Delivering on promises

That said, Netflix has been a uniquely transparent and reliable company with its disclosures, Shafer at Kagan said. "They're good at putting benchmarks out there and typically hitting them, at being open and honest about what's challenging. To me, that's part of the Netflix story and what investors are piling into," he said.

While competition is mounting and the streaming market is still underpenetrated around the globe, 2020 went a long way toward establishing the ecosystem as consumers were sheltering at home and expanding their digital entertainment horizons. And for a rapidly maturing market, Netflix is the most established and penetrated player, so its guidance on cash, debt and buybacks is likely fairly reliable, Shafer said.
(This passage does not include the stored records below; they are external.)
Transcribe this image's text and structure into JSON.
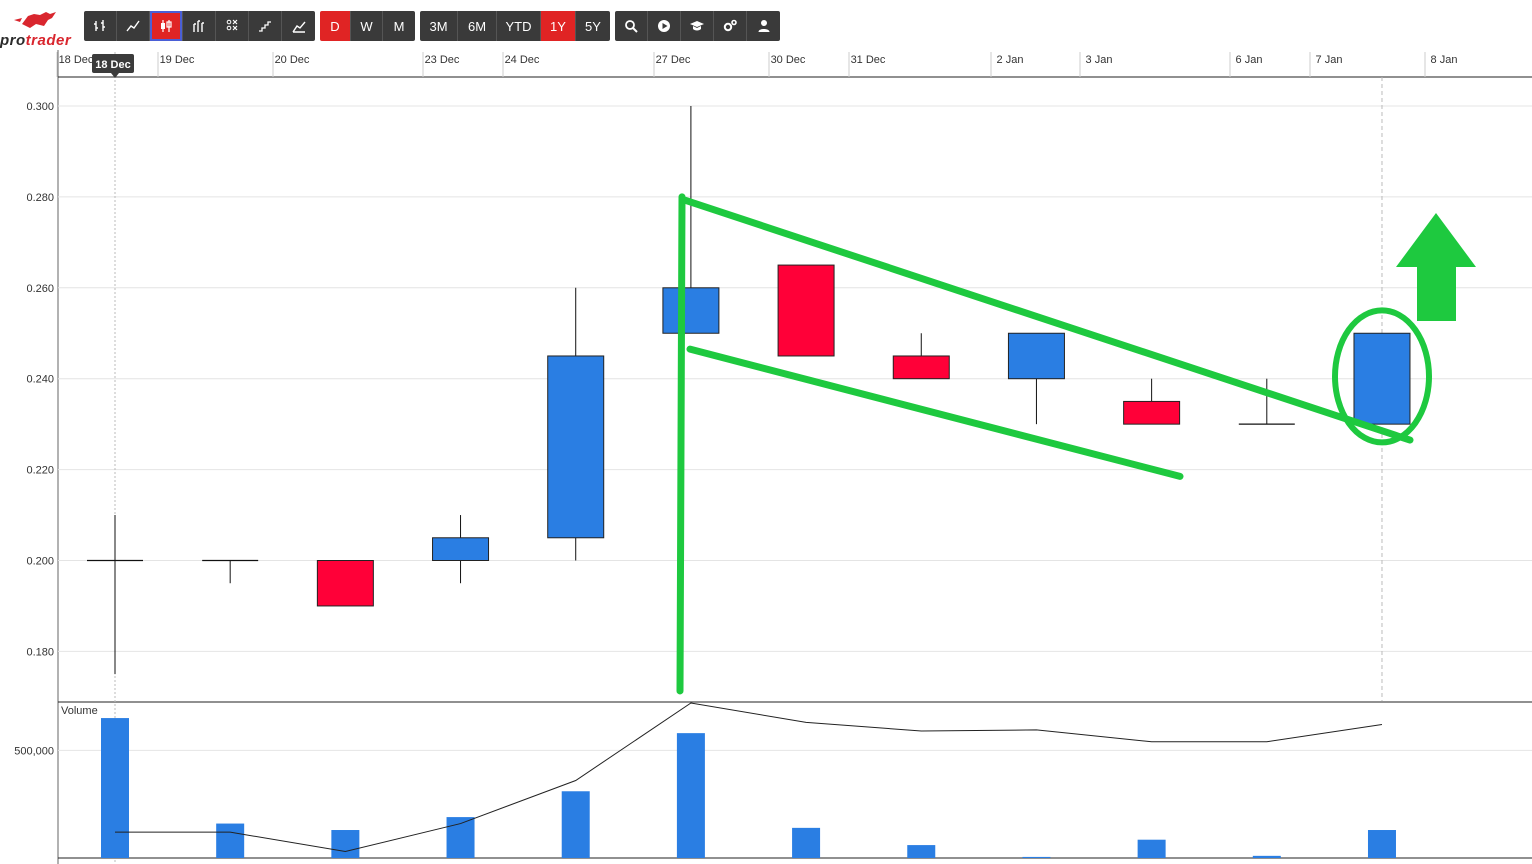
{
  "app": {
    "logo_text_prefix": "pro",
    "logo_text_suffix": "trader",
    "brand_color": "#d9262e"
  },
  "toolbar": {
    "chart_type_icons": [
      "ohlc-icon",
      "line-chart-icon",
      "candlestick-icon",
      "hlc-icon",
      "point-figure-icon",
      "renko-icon",
      "area-chart-icon"
    ],
    "active_chart_type": "candlestick-icon",
    "intervals": [
      "D",
      "W",
      "M"
    ],
    "active_interval": "D",
    "ranges": [
      "3M",
      "6M",
      "YTD",
      "1Y",
      "5Y"
    ],
    "active_range": "1Y",
    "tool_icons": [
      "search-icon",
      "play-icon",
      "graduation-cap-icon",
      "settings-icon",
      "user-icon"
    ]
  },
  "colors": {
    "up": "#2a7ee3",
    "down": "#ff0038",
    "annotation": "#1ec93f",
    "toolbar_bg": "#3a3a3a",
    "toolbar_active": "#e02424"
  },
  "chart_data": [
    {
      "type": "candlestick",
      "title": "",
      "dates": [
        "18 Dec",
        "19 Dec",
        "20 Dec",
        "23 Dec",
        "24 Dec",
        "27 Dec",
        "30 Dec",
        "31 Dec",
        "2 Jan",
        "3 Jan",
        "6 Jan",
        "7 Jan"
      ],
      "open": [
        0.2,
        0.2,
        0.2,
        0.2,
        0.205,
        0.25,
        0.265,
        0.245,
        0.24,
        0.235,
        0.23,
        0.23
      ],
      "high": [
        0.21,
        0.2,
        0.2,
        0.21,
        0.26,
        0.3,
        0.265,
        0.25,
        0.25,
        0.24,
        0.24,
        0.25
      ],
      "low": [
        0.175,
        0.195,
        0.19,
        0.195,
        0.2,
        0.25,
        0.245,
        0.24,
        0.23,
        0.23,
        0.23,
        0.23
      ],
      "close": [
        0.2,
        0.2,
        0.19,
        0.205,
        0.245,
        0.26,
        0.245,
        0.24,
        0.25,
        0.23,
        0.23,
        0.25
      ],
      "x_tick_labels": [
        "18 Dec",
        "19 Dec",
        "20 Dec",
        "23 Dec",
        "24 Dec",
        "27 Dec",
        "30 Dec",
        "31 Dec",
        "2 Jan",
        "3 Jan",
        "6 Jan",
        "7 Jan",
        "8 Jan"
      ],
      "y_tick_labels": [
        "0.180",
        "0.200",
        "0.220",
        "0.240",
        "0.260",
        "0.280",
        "0.300"
      ],
      "ylim": [
        0.1735,
        0.3065
      ],
      "crosshair_label": "18 Dec",
      "grid": true
    },
    {
      "type": "bar",
      "title": "Volume",
      "dates": [
        "18 Dec",
        "19 Dec",
        "20 Dec",
        "23 Dec",
        "24 Dec",
        "27 Dec",
        "30 Dec",
        "31 Dec",
        "2 Jan",
        "3 Jan",
        "6 Jan",
        "7 Jan"
      ],
      "values": [
        650000,
        160000,
        130000,
        190000,
        310000,
        580000,
        140000,
        60000,
        5000,
        85000,
        10000,
        130000
      ],
      "moving_average": [
        120000,
        120000,
        30000,
        160000,
        360000,
        720000,
        630000,
        590000,
        595000,
        540000,
        540000,
        620000
      ],
      "y_tick_labels": [
        "500,000"
      ],
      "ylim": [
        0,
        720000
      ]
    }
  ],
  "annotations": {
    "description": "green bull flag drawing with breakout circle and up arrow",
    "flagpole": [
      [
        "27 Dec",
        0.1735
      ],
      [
        "27 Dec",
        0.28
      ]
    ],
    "upper_line": [
      [
        "27 Dec",
        0.28
      ],
      [
        "7 Jan",
        0.227
      ]
    ],
    "lower_line": [
      [
        "27 Dec",
        0.2465
      ],
      [
        "3 Jan",
        0.2185
      ]
    ],
    "circle_center": [
      "7 Jan",
      0.24
    ],
    "arrow": "up"
  }
}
"I think from a Netflix point of view, it's a growth market still, but we're not talking about investing in bitcoin," Shafer said. "It's pretty established where the industry is going and what we're talking about as far as market share."

Netflix reported record subscriber growth in 2020, up to 207.3 million members at the close of the year.

In fact, before conducting their Jan. 19 earnings webcast, Netflix's executive team tried to decide whether the stable cash position or hitting 200 million subscribers was the bigger news. It was a toss-up, CFO Spencer Neumann implied.

"Turning to this next chapter in terms of our free cash flow and the ability to self-fund our growth going forward ... we think that's a pretty big milestone for us," the CFO said.